Regression Classification

Naive Bayes

The Bayesian method is a classification method that makes use of the Bayesian theorem. The theorem updates the prior knowledge of an event with the independent probability of each feature that can affect the event.

Regression Classification

Support vector machine 

Support Vector Machine, or SVM, is typically used for the classification task. SVM algorithm finds a hyperplane that optimally divided the classes. It is best used with a non-linear solver.

Regression (not very common) Classification

Random forest

The algorithm is built upon a decision tree to improve the accuracy drastically. Random forest generates many times simple decision trees and uses the 'majority vote' method to decide on which label to return. For the classification task, the final prediction will be the one with the most vote; while for the regression task, the average prediction of all the trees is the final prediction.

Regression Classification

AdaBoost

Classification or regression technique that uses a multitude of models to come up with a decision but weighs them based on their accuracy in predicting the outcome

Regression Classification

Gradient-boosting trees

Gradient-boosting trees is a state-of-the-art classification/regression technique. It is focusing on the error committed by the previous trees and tries to correct it.

Regression Classification

Unsupervised learning

In unsupervised learning, an algorithm explores input data without being given an explicit output variable (e.g., explores customer demographic data to identify patterns)

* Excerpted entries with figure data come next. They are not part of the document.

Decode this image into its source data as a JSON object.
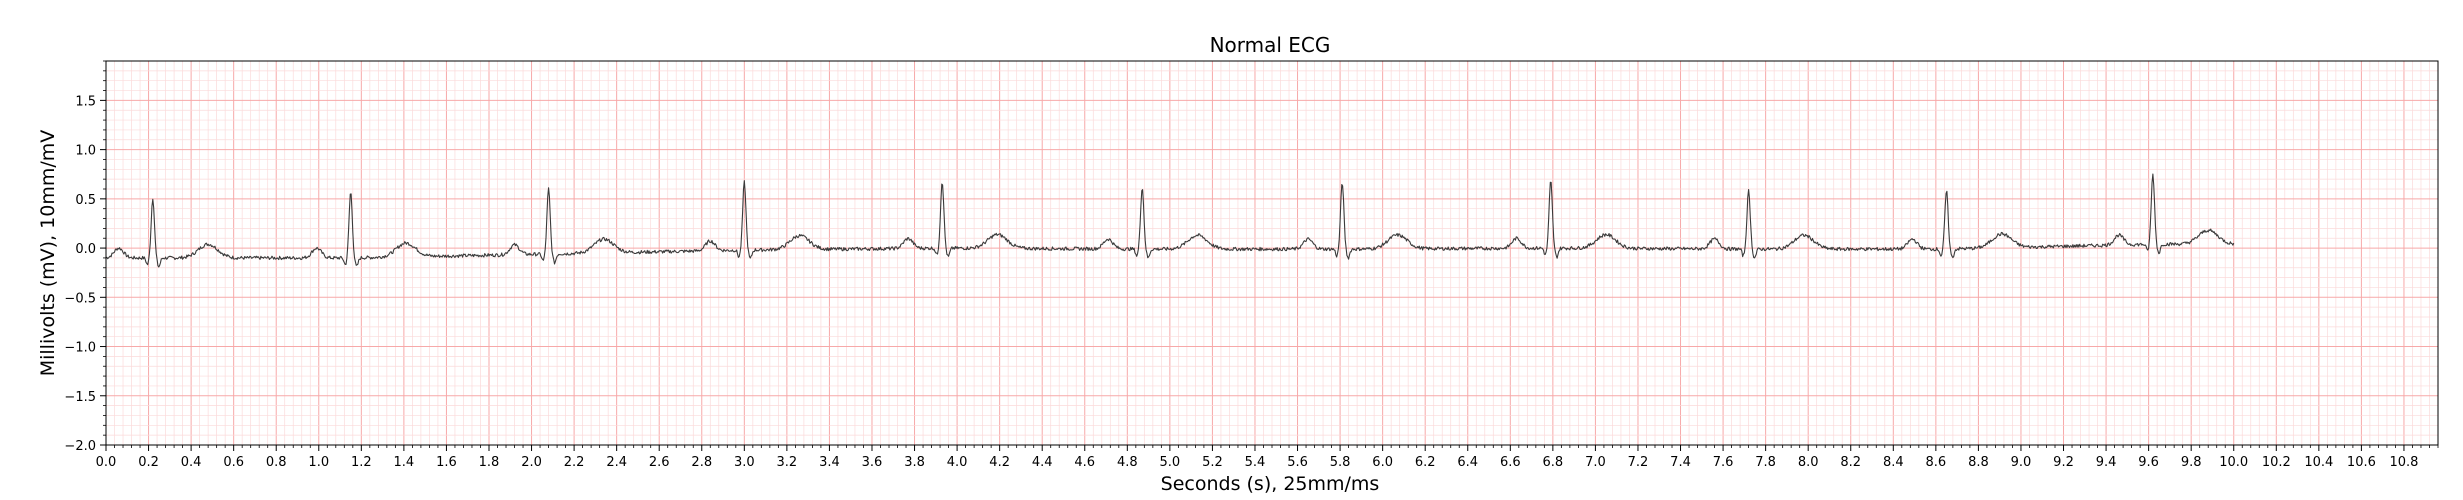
{
  "chart_data": {
    "type": "line",
    "title": "Normal ECG",
    "xlabel": "Seconds (s), 25mm/ms",
    "ylabel": "Millivolts (mV), 10mm/mV",
    "xlim": [
      0,
      10.96
    ],
    "ylim": [
      -2.0,
      1.9
    ],
    "x_ticks": [
      "0.0",
      "0.2",
      "0.4",
      "0.6",
      "0.8",
      "1.0",
      "1.2",
      "1.4",
      "1.6",
      "1.8",
      "2.0",
      "2.2",
      "2.4",
      "2.6",
      "2.8",
      "3.0",
      "3.2",
      "3.4",
      "3.6",
      "3.8",
      "4.0",
      "4.2",
      "4.4",
      "4.6",
      "4.8",
      "5.0",
      "5.2",
      "5.4",
      "5.6",
      "5.8",
      "6.0",
      "6.2",
      "6.4",
      "6.6",
      "6.8",
      "7.0",
      "7.2",
      "7.4",
      "7.6",
      "7.8",
      "8.0",
      "8.2",
      "8.4",
      "8.6",
      "8.8",
      "9.0",
      "9.2",
      "9.4",
      "9.6",
      "9.8",
      "10.0",
      "10.2",
      "10.4",
      "10.6",
      "10.8"
    ],
    "y_ticks": [
      "1.5",
      "1.0",
      "0.5",
      "0.0",
      "−0.5",
      "−1.0",
      "−1.5",
      "−2.0"
    ],
    "grid": "ECG paper grid: major every 0.2 s / 0.5 mV, minor every 0.04 s / 0.1 mV",
    "colors": {
      "line": "#3a3a3a",
      "grid_major": "#f7a9a9",
      "grid_minor": "#fbdada"
    },
    "series": [
      {
        "beats": [
          {
            "x": 0.22,
            "peak": 0.46,
            "baseline": -0.1
          },
          {
            "x": 1.15,
            "peak": 0.52,
            "baseline": -0.1
          },
          {
            "x": 2.08,
            "peak": 0.55,
            "baseline": -0.06
          },
          {
            "x": 3.0,
            "peak": 0.62,
            "baseline": -0.02
          },
          {
            "x": 3.93,
            "peak": 0.63,
            "baseline": 0.0
          },
          {
            "x": 4.87,
            "peak": 0.57,
            "baseline": -0.01
          },
          {
            "x": 5.81,
            "peak": 0.62,
            "baseline": -0.01
          },
          {
            "x": 6.79,
            "peak": 0.63,
            "baseline": 0.0
          },
          {
            "x": 7.72,
            "peak": 0.53,
            "baseline": -0.01
          },
          {
            "x": 8.65,
            "peak": 0.53,
            "baseline": -0.01
          },
          {
            "x": 9.62,
            "peak": 0.7,
            "baseline": 0.04
          }
        ],
        "x_end": 10.0
      }
    ]
  }
}
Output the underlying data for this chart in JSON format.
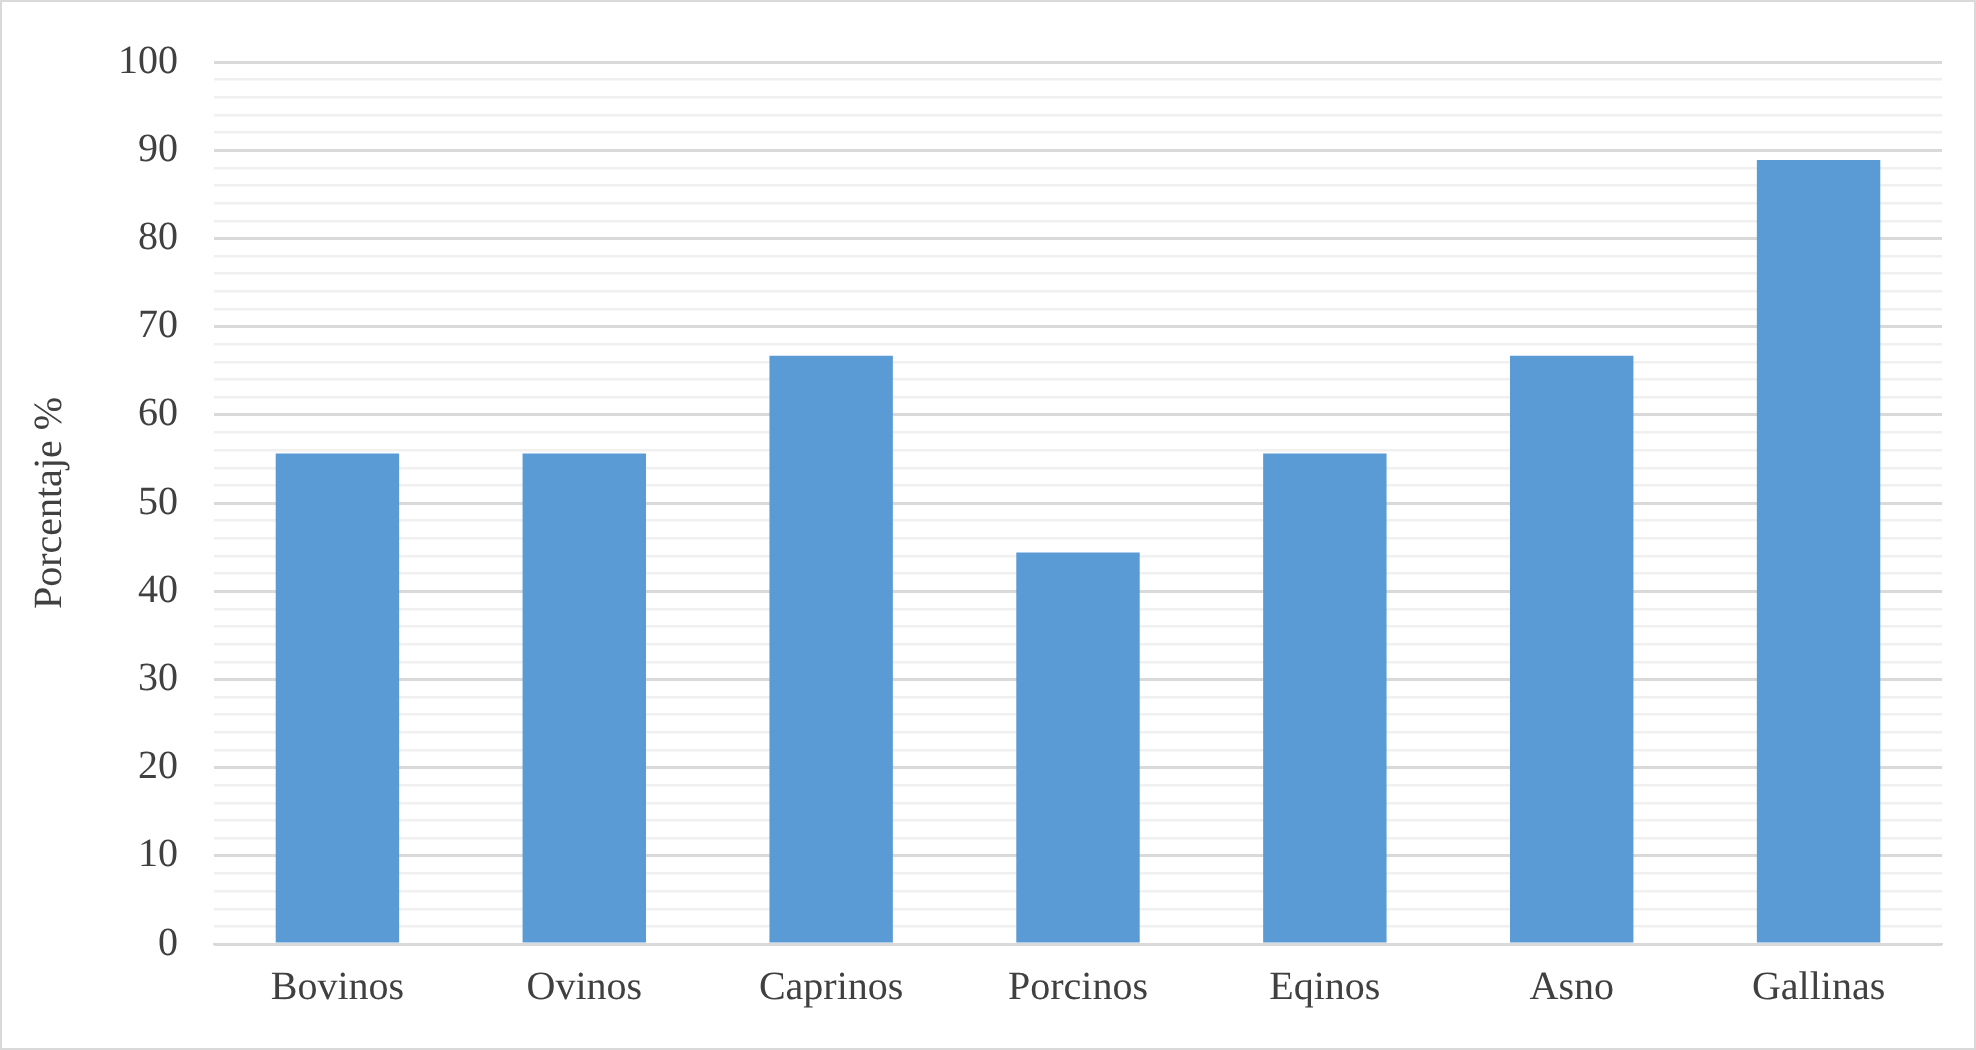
{
  "chart_data": {
    "type": "bar",
    "ylabel": "Porcentaje %",
    "categories": [
      "Bovinos",
      "Ovinos",
      "Caprinos",
      "Porcinos",
      "Eqinos",
      "Asno",
      "Gallinas"
    ],
    "values": [
      55.6,
      55.6,
      66.7,
      44.4,
      55.6,
      66.7,
      88.9
    ],
    "color": "#5b9bd5",
    "ylim": [
      0,
      100
    ],
    "yticks": [
      0,
      {
        "value": 2,
        "label": null
      },
      {
        "value": 4,
        "label": null
      },
      {
        "value": 6,
        "label": null
      },
      {
        "value": 8,
        "label": null
      },
      10,
      {
        "value": 12,
        "label": null
      },
      {
        "value": 14,
        "label": null
      },
      {
        "value": 16,
        "label": null
      },
      {
        "value": 18,
        "label": null
      },
      20,
      {
        "value": 22,
        "label": null
      },
      {
        "value": 24,
        "label": null
      },
      {
        "value": 26,
        "label": null
      },
      {
        "value": 28,
        "label": null
      },
      30,
      {
        "value": 32,
        "label": null
      },
      {
        "value": 34,
        "label": null
      },
      {
        "value": 36,
        "label": null
      },
      {
        "value": 38,
        "label": null
      },
      40,
      {
        "value": 42,
        "label": null
      },
      {
        "value": 44,
        "label": null
      },
      {
        "value": 46,
        "label": null
      },
      {
        "value": 48,
        "label": null
      },
      50,
      {
        "value": 52,
        "label": null
      },
      {
        "value": 54,
        "label": null
      },
      {
        "value": 56,
        "label": null
      },
      {
        "value": 58,
        "label": null
      },
      60,
      {
        "value": 62,
        "label": null
      },
      {
        "value": 64,
        "label": null
      },
      {
        "value": 66,
        "label": null
      },
      {
        "value": 68,
        "label": null
      },
      70,
      {
        "value": 72,
        "label": null
      },
      {
        "value": 74,
        "label": null
      },
      {
        "value": 76,
        "label": null
      },
      {
        "value": 78,
        "label": null
      },
      80,
      {
        "value": 82,
        "label": null
      },
      {
        "value": 84,
        "label": null
      },
      {
        "value": 86,
        "label": null
      },
      {
        "value": 88,
        "label": null
      },
      90,
      {
        "value": 92,
        "label": null
      },
      {
        "value": 94,
        "label": null
      },
      {
        "value": 96,
        "label": null
      },
      {
        "value": 98,
        "label": null
      },
      100
    ],
    "grid": "y",
    "legend": false
  }
}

You can use it when you do not know how to classify the data, and you want the algorithm to find patterns and classify the data for you

Algorithm

Description

Type

K-means clustering

Puts data into some groups (k) that each contains data with similar characteristics (as determined by the model, not in advance by humans)

Clustering

Gaussian mixture model

A generalization of k-means clustering that provides more flexibility in the size and shape of groups (clusters

Clustering

Hierarchical clustering

Splits clusters along a hierarchical tree to form a classification system.

Can be used for Cluster loyalty-card customer

Clustering

Recommender system

Help to define the relevant data for making a recommendation.

Clustering

PCA/T-SNE

Mostly used to decrease the dimensionality of the data. The algorithms reduce the number of features to 3 or 4 vectors with the highest variances.